The prevalence of definitive CAN was 10%, similar to observations in recent studies which evaluated individuals with T2D followed in primary care in Saudi Arabia (15.3%) [19] and Denmark (9% and 15% in two different time points, seven years apart) [20], although the diagnosis was performed using different criteria. The frequency of metformin use and of hypercholesterolemia, and total cholesterol concentrations, were significantly different between the groups with and without definitive CAN. Other variables, however, presented a borderline p value: longer diabetes duration, a known risk factor for the development of CAN [10], arterial hypertension and higher triglycerides concentrations. These (and other) cardiovascular risk factors have been associated with CAN in individuals with T2D [19,21,22,23,24], and highlight the importance of addressing not only glycemic control but also hypertension and dyslipidemia as a preventive strategy against CAN [25].

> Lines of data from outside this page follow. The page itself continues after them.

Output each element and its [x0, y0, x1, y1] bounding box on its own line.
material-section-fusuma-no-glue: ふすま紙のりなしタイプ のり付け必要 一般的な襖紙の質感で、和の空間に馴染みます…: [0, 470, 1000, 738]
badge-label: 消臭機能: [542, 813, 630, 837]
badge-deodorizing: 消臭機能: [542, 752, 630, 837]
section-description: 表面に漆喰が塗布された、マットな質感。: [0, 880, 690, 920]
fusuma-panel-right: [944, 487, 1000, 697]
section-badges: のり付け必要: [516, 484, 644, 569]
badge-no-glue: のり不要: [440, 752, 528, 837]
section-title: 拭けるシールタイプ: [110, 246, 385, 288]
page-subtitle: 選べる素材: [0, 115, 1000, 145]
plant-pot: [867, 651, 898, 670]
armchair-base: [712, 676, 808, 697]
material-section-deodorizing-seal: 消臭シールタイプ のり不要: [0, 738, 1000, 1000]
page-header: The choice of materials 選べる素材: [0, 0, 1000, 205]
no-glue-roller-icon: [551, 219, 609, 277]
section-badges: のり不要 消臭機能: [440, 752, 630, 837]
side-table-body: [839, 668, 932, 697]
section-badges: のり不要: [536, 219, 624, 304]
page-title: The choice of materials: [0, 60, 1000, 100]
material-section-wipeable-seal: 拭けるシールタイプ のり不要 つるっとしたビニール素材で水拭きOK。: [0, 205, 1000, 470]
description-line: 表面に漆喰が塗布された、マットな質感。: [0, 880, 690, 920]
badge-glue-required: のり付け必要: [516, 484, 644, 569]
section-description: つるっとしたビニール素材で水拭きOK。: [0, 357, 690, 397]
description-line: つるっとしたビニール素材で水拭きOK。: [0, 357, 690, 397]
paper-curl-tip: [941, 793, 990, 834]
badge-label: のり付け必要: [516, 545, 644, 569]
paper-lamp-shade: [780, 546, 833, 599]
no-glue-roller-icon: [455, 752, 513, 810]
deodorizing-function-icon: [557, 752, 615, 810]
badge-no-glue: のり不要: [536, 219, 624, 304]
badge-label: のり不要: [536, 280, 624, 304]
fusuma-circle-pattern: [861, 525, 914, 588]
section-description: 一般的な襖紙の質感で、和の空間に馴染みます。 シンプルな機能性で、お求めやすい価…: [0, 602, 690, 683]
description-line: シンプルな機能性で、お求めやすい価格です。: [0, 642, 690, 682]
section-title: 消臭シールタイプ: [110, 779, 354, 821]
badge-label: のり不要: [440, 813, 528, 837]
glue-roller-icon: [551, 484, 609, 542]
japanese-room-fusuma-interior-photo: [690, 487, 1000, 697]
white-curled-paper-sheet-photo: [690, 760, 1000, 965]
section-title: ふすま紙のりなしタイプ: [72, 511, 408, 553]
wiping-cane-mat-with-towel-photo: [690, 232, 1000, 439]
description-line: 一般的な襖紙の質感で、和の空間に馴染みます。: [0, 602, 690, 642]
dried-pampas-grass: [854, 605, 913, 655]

The main strengths of this study are the relatively large size of the sample evaluated by a highly specific method for CAN diagnosis (CARTs combined with spectral analysis of the HRV) [10] and the possible applicability of the results, which suggest the Semmes–Weinstein monofilament as a tool for DSP screening in individuals with T2D followed in primary health care units in Brazil. The main limitations are (1) those associated with the cross-sectional design, such as the “incidence-prevalence” bias, considering that T2D is a longer-lasting disease and that risk factors resulting in death may be under-represented; (2) the absence of data regarding retinopathy and albuminuria, the latter not systematically analyzed in this population until the beginning of this study; and (3) the limited generalizability of the findings, given that the government-subsidized T2D treatment program provides sulphonylureas, metformin and insulin, but not other classes of medicines that could positively impact diabetes complications, such as glucagon-like peptide 1 (GLP1) receptor agonists, dipeptidyl peptidase 4 (DPP4) inhibitors and sodium–glucose cotransporter 2 (SGLT2) inhibitors.

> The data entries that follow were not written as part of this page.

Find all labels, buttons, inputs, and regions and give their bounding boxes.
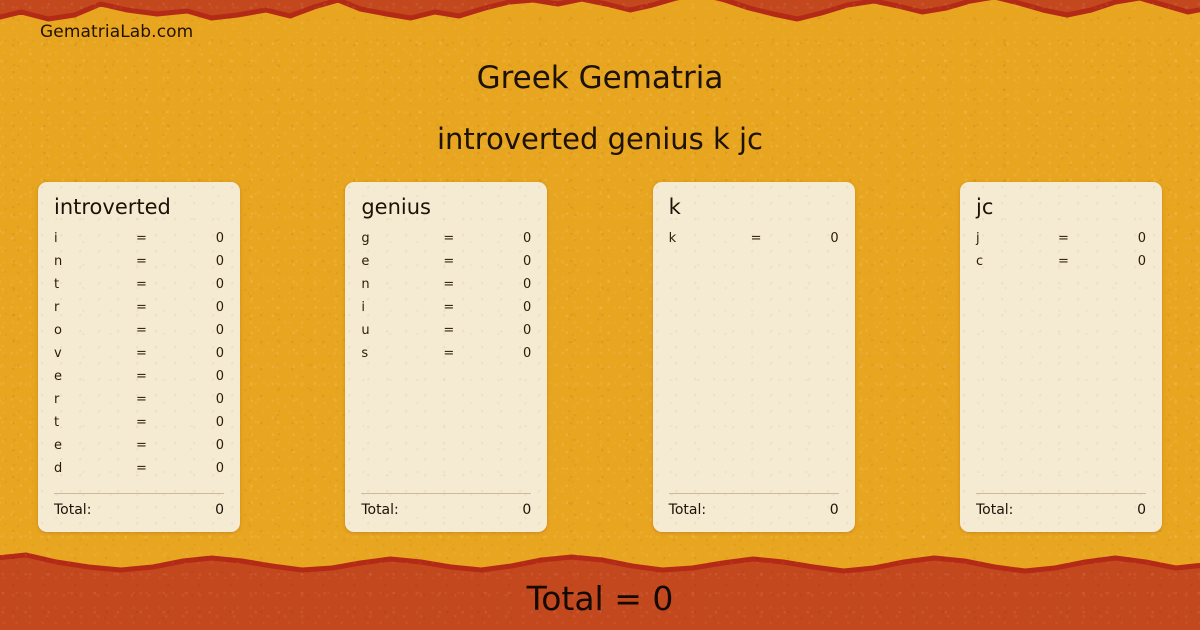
word-cards-container: introvertedi=0n=0t=0r=0o=0v=0e=0r=0t=0e=… <box>38 182 1162 532</box>
letter-value-row: g=0 <box>361 231 531 254</box>
card-word-title: introverted <box>54 196 224 219</box>
card-total-value: 0 <box>522 502 531 518</box>
letter-label: c <box>976 254 1058 269</box>
letter-label: n <box>361 277 443 292</box>
letter-value-row: d=0 <box>54 461 224 484</box>
letter-value: 0 <box>483 254 531 269</box>
letter-label: o <box>54 323 136 338</box>
letter-value-row: j=0 <box>976 231 1146 254</box>
card-total-row: Total:0 <box>669 502 839 518</box>
letter-value: 0 <box>176 346 224 361</box>
equals-sign: = <box>136 461 176 476</box>
letter-value: 0 <box>483 323 531 338</box>
letter-label: r <box>54 392 136 407</box>
letter-value-row: t=0 <box>54 415 224 438</box>
card-divider <box>361 493 531 494</box>
equals-sign: = <box>1058 231 1098 246</box>
letter-value: 0 <box>176 300 224 315</box>
word-card: kk=0Total:0 <box>653 182 855 532</box>
letter-value-row: e=0 <box>361 254 531 277</box>
equals-sign: = <box>136 392 176 407</box>
letter-value: 0 <box>176 438 224 453</box>
letter-label: t <box>54 277 136 292</box>
letter-value-row: s=0 <box>361 346 531 369</box>
letter-value: 0 <box>176 231 224 246</box>
letter-value-row: v=0 <box>54 346 224 369</box>
letter-value: 0 <box>483 300 531 315</box>
letter-value-row: i=0 <box>361 300 531 323</box>
letter-value: 0 <box>176 277 224 292</box>
card-total-label: Total: <box>976 502 1137 518</box>
page-title: Greek Gematria <box>0 60 1200 96</box>
card-divider <box>976 493 1146 494</box>
letter-value: 0 <box>483 277 531 292</box>
letter-value: 0 <box>176 392 224 407</box>
equals-sign: = <box>443 346 483 361</box>
site-logo[interactable]: GematriaLab.com <box>40 22 193 42</box>
letter-value: 0 <box>791 231 839 246</box>
equals-sign: = <box>136 346 176 361</box>
letter-value: 0 <box>176 461 224 476</box>
equals-sign: = <box>443 231 483 246</box>
letter-value: 0 <box>483 346 531 361</box>
letter-label: k <box>669 231 751 246</box>
equals-sign: = <box>136 323 176 338</box>
letter-value-row: e=0 <box>54 369 224 392</box>
equals-sign: = <box>136 369 176 384</box>
equals-sign: = <box>136 277 176 292</box>
letter-value-row: r=0 <box>54 300 224 323</box>
letter-label: s <box>361 346 443 361</box>
word-card: introvertedi=0n=0t=0r=0o=0v=0e=0r=0t=0e=… <box>38 182 240 532</box>
letter-value-row: r=0 <box>54 392 224 415</box>
letter-value: 0 <box>176 369 224 384</box>
card-word-title: k <box>669 196 839 219</box>
letter-value: 0 <box>1098 231 1146 246</box>
equals-sign: = <box>136 300 176 315</box>
letter-label: e <box>54 438 136 453</box>
letter-label: i <box>54 231 136 246</box>
letter-value-row: k=0 <box>669 231 839 254</box>
page-subtitle-phrase: introverted genius k jc <box>0 122 1200 156</box>
letter-label: t <box>54 415 136 430</box>
card-total-value: 0 <box>1137 502 1146 518</box>
word-card: geniusg=0e=0n=0i=0u=0s=0Total:0 <box>345 182 547 532</box>
card-total-label: Total: <box>669 502 830 518</box>
equals-sign: = <box>443 300 483 315</box>
equals-sign: = <box>1058 254 1098 269</box>
equals-sign: = <box>136 254 176 269</box>
letter-value: 0 <box>483 231 531 246</box>
letter-value: 0 <box>176 323 224 338</box>
card-divider <box>669 493 839 494</box>
card-divider <box>54 493 224 494</box>
card-total-value: 0 <box>830 502 839 518</box>
card-total-label: Total: <box>361 502 522 518</box>
letter-label: r <box>54 300 136 315</box>
letter-label: u <box>361 323 443 338</box>
equals-sign: = <box>443 277 483 292</box>
equals-sign: = <box>136 415 176 430</box>
letter-rows: i=0n=0t=0r=0o=0v=0e=0r=0t=0e=0d=0 <box>54 231 224 487</box>
letter-label: e <box>361 254 443 269</box>
card-word-title: genius <box>361 196 531 219</box>
letter-value-row: i=0 <box>54 231 224 254</box>
letter-label: n <box>54 254 136 269</box>
equals-sign: = <box>751 231 791 246</box>
equals-sign: = <box>136 231 176 246</box>
card-total-value: 0 <box>215 502 224 518</box>
letter-value-row: t=0 <box>54 277 224 300</box>
equals-sign: = <box>443 254 483 269</box>
equals-sign: = <box>136 438 176 453</box>
letter-rows: j=0c=0 <box>976 231 1146 487</box>
letter-value: 0 <box>176 415 224 430</box>
equals-sign: = <box>443 323 483 338</box>
card-total-row: Total:0 <box>54 502 224 518</box>
letter-value-row: n=0 <box>361 277 531 300</box>
card-total-row: Total:0 <box>361 502 531 518</box>
letter-value-row: e=0 <box>54 438 224 461</box>
letter-label: d <box>54 461 136 476</box>
letter-value-row: n=0 <box>54 254 224 277</box>
letter-value-row: c=0 <box>976 254 1146 277</box>
letter-value: 0 <box>1098 254 1146 269</box>
word-card: jcj=0c=0Total:0 <box>960 182 1162 532</box>
letter-label: j <box>976 231 1058 246</box>
grand-total: Total = 0 <box>0 579 1200 618</box>
card-total-row: Total:0 <box>976 502 1146 518</box>
card-total-label: Total: <box>54 502 215 518</box>
gematria-result-canvas: GematriaLab.com Greek Gematria introvert… <box>0 0 1200 630</box>
letter-value-row: u=0 <box>361 323 531 346</box>
letter-rows: g=0e=0n=0i=0u=0s=0 <box>361 231 531 487</box>
letter-label: v <box>54 346 136 361</box>
letter-value-row: o=0 <box>54 323 224 346</box>
card-word-title: jc <box>976 196 1146 219</box>
letter-value: 0 <box>176 254 224 269</box>
letter-label: i <box>361 300 443 315</box>
letter-label: g <box>361 231 443 246</box>
letter-label: e <box>54 369 136 384</box>
letter-rows: k=0 <box>669 231 839 487</box>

Although the present findings cannot necessarily be extrapolated to other primary care units, they show that those 14.3% presenting DSP and 10% presenting CAN are at high risk of minor amputations [26] and of major cardiovascular events [5], respectively, despite being followed in a low complexity center.

5. Conclusions

In the primary care setting, the prevalence of DSP in Brazilian adults with T2D was low (6.3%) as evaluated by the sum of NSS and NDS, and was 14.3% as evaluated by the Semmes–Weinstein monofilament. The prevalence of definitive CAN was 10% as evaluated by CARTs combined with spectral analysis of the HRV.